If you use this code in any scientific work, please mention it in the publication and let me know. Thanks! 🐫

## What is `cmlkit`? 🐫🧰

At its core, `cmlkit` defines a unified `dict`-based format to specify model components, which can be straightforwardly read and written as `yaml`. It provides interfaces to implementations of popular methods in its domain using this format. Model components are implemented as pure-ish functions, which is conceptually satisfying and opens the door to easy pipelining and caching.

On this basis, it then implements parallel hyperparameter optimisation (using `hyperopt` as backend), and provides tools to train models, make predictions, and evaluate those predictions. It is intended to be extensible and flexible enough for the demands of research. It is also "high-performance computing compatible", i.e. it can run in computing environments straight from the 90s. 🤓

Out of necessity, it also implements yet another dataset format, but makes up for it by providing automatic loading, which is neat.

### Compatibility

At the moment, there are interfaces for:

Representations:
- Many-Body Tensor Representation (MBTR) (Huo, Rupp, arXiv 1704.06439 (2017)) (`qmmlpack` interface)
- Smooth Overlap of Atomic Positions (SOAP) representaton (Bartok, Kondor, Csanyi, PRB 87, 184115 (2013)) (`quippy` interface)
- Symmetry Functions (SF) representation (Behler, JCP 134, 074106 (2011)) (`RuNNer` interface)

Regression methods:
- Kernel Ridge Regression (KRR) as implemented in [`qmmlpack`](https://gitlab.com/qmml/qmmlpack)

### Features

- Reasonably clean, composable, modern codebase with little magic ✨

The hyperparameter optimisation (`cmlkit.tune`) boasts:
- Robust multi-core support (i.e. it can automatically kill timed out external code, even if it ignores `SIGTERM`)
- No `mongodb` required (important for *cough* certain computing environments *cough*)
- Extensions to the `hyperopt` spaces (`log` grids)
- Possibility to implement multi-step optimisation (experimental at the moment)
- Resumable/recoverable runs backed by a readable, atomically written history of the optimisation (backed by [`son`](https://github.com/flokno/son))
- Search spaces can be defined entirely in text, i.e. they're easily writeable, portable and serialisable

On the roadmap, coming soon™:
- Thorough caching for computations (everything is prepared!)
- Plugin system (currently, custom objects need to be registered manually)

## Frequently Asked Questions

(They are not actually frequently asked.)

### I don't work in computational chemsitry/condensed matter physics.

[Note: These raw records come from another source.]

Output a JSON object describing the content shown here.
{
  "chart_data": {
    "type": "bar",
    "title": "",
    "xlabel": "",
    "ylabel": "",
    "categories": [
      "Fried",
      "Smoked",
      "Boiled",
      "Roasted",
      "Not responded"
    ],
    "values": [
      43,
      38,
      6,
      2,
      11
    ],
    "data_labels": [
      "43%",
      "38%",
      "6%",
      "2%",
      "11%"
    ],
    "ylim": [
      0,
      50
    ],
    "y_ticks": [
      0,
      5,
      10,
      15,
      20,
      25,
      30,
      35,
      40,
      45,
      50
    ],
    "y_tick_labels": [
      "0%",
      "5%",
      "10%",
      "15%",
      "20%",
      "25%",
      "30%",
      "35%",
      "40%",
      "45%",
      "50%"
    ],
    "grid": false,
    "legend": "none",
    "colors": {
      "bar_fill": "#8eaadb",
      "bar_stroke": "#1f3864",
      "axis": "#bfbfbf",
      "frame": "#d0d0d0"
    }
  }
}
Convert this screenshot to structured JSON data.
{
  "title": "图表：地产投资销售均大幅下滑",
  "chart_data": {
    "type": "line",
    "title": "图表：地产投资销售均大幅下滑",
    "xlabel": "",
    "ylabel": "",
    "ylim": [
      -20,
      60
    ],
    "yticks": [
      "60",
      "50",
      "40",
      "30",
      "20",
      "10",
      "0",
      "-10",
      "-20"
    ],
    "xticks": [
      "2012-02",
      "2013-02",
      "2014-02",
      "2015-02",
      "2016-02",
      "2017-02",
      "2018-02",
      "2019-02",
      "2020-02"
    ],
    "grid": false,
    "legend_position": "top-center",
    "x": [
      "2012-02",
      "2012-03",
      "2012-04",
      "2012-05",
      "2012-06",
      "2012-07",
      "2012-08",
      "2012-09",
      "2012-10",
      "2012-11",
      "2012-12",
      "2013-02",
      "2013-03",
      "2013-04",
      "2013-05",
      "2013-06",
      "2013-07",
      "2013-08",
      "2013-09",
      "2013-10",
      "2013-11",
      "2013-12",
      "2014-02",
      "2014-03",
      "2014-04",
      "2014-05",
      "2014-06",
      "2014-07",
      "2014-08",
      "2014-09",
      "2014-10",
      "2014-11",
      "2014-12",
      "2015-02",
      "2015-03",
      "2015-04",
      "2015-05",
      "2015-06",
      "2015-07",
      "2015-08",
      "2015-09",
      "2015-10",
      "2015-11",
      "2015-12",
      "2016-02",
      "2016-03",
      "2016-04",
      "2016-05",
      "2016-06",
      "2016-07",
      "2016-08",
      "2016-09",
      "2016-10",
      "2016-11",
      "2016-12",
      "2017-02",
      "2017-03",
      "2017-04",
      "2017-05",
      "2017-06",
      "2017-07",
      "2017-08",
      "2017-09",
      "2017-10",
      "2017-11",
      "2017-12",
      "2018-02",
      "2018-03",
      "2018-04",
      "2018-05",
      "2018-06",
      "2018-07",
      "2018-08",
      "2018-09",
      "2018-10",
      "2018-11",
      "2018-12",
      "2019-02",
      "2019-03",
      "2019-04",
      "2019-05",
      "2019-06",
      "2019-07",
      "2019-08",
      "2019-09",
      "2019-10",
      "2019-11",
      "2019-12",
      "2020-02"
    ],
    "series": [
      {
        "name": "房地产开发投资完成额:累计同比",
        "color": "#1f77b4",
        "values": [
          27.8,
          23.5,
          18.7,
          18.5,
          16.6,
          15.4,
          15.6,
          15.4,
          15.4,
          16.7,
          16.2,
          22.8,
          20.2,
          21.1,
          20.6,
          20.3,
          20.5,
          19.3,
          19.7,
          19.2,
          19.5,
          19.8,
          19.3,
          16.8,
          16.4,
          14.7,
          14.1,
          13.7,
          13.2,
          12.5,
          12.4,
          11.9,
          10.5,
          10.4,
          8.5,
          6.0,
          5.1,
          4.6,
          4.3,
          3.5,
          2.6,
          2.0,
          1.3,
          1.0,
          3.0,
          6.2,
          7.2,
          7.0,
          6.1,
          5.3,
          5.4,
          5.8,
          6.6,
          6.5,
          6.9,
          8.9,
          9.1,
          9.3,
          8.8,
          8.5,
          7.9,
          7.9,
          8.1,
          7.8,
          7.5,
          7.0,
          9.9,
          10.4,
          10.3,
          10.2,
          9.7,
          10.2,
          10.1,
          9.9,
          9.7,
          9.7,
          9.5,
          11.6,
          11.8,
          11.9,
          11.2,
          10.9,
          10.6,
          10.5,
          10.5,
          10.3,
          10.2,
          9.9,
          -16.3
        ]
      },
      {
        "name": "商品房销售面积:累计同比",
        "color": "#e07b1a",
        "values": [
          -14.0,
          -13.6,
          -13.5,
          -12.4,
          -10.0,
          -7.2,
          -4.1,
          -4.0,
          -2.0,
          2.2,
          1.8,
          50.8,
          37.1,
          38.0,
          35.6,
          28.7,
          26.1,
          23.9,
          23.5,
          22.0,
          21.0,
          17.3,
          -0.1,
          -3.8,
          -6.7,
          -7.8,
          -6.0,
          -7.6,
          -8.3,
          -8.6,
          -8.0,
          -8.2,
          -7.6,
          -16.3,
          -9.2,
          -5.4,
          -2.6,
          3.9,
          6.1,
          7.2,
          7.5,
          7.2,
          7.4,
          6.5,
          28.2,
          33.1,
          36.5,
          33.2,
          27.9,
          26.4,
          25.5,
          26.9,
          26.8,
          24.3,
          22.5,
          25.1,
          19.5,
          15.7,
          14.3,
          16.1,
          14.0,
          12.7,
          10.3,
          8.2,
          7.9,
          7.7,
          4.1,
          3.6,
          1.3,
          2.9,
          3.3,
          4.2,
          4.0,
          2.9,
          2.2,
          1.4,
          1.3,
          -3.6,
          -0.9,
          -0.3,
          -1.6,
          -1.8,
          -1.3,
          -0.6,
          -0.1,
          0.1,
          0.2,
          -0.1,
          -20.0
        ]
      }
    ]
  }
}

Should I care?

The short answer is regrettably probably no. 

However, I think the architecture of this library is quite neat, so maybe it can provide some marginally interesting reading. The `tune` component is very general and provides, in my opinion, a delightfully clean interface to `hyperopt`. The `engine` is also rather general and provides a somewhat nice way to serialise specific kinds of python objects to `yaml`.

### Why should I use this?

If you need to use any of the libraries mentioned above it might be more convenient. If you need to do hyperparameter optimisation and are tired of plain `hyperopt` it might be useful.